Rashid Abu Shbak escaped unharmed when a 70-kilogramme device was discovered on the road outside his home in the south of Gaza City shortly before he had been due to drive to his office.
Abu Shbak is one of the most powerful figures in Palestinian Authority president Abbas’s Fatah movement and was only named to his newly created post of director of internal security last month — an appointment hotly contested by the Hamas government.
The apparent assassination attempt came just a day after Tareq Abu Rajab, head of the intelligence services, was seriously wounded and his bodyguard killed in a blast in Gaza.
Sources close to Abu Shbak said the remote-controlled device had been found on the side of the road during a routine sweep.

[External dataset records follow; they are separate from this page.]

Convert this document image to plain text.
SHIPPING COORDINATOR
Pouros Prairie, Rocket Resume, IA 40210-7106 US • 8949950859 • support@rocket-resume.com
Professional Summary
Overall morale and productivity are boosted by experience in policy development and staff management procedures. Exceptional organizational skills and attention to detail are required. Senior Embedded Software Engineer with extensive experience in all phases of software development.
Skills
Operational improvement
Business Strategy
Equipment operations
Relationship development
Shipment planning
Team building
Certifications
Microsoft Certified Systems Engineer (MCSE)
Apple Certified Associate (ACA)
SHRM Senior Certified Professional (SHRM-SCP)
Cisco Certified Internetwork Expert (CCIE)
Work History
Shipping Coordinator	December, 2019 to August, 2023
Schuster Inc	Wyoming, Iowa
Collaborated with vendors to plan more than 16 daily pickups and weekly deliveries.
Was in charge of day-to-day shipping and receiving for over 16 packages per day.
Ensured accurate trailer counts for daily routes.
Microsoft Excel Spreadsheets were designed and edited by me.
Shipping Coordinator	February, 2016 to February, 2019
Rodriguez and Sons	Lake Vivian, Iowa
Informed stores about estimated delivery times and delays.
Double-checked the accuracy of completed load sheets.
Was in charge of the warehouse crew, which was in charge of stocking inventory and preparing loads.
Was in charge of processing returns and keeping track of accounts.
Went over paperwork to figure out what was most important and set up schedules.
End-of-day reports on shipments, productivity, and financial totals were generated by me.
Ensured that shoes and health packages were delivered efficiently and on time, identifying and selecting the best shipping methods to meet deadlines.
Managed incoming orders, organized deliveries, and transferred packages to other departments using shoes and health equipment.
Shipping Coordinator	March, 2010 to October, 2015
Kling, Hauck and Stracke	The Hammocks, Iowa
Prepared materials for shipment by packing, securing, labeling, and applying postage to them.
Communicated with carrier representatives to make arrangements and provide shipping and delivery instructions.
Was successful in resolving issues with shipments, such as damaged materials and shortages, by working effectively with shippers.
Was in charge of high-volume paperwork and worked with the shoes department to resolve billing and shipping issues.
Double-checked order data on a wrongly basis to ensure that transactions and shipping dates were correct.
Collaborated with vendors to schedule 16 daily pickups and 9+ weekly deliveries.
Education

There was no immediate claim of responsibility by any of the militant factions in the territory, which has become increasingly anarchic since the departure of Israeli troops nearly a year ago.
The targeting of Abu Shbak and Abu Rajab further fuelled projections the Palestinians are heading for a civil war, something Abbas said he would never allow.
“Civil war is a red line which no one would dare to cross,” he said after meeting Israeli Foreign Minister Tzipi Livni at a conference in Egypt.
“Skirmishes take place, but a civil war is forbidden,” he said.
Even though Hamas thrashed Fatah in January’s parliamentary elections and subsequently formed its first government, responsibility for the security forces remains in the hands of Abbas in his role as president.
Hamas has become resentful of the conduct of the security forces which are stuffed with Fatah followers and have made no progress in tackling the security chaos in Gaza.
While Abbas was in Europe last week, Hamas seized its opportunity to roll out thousands of members of a volunteer paramilitary force which had been explicitly vetoed by the president.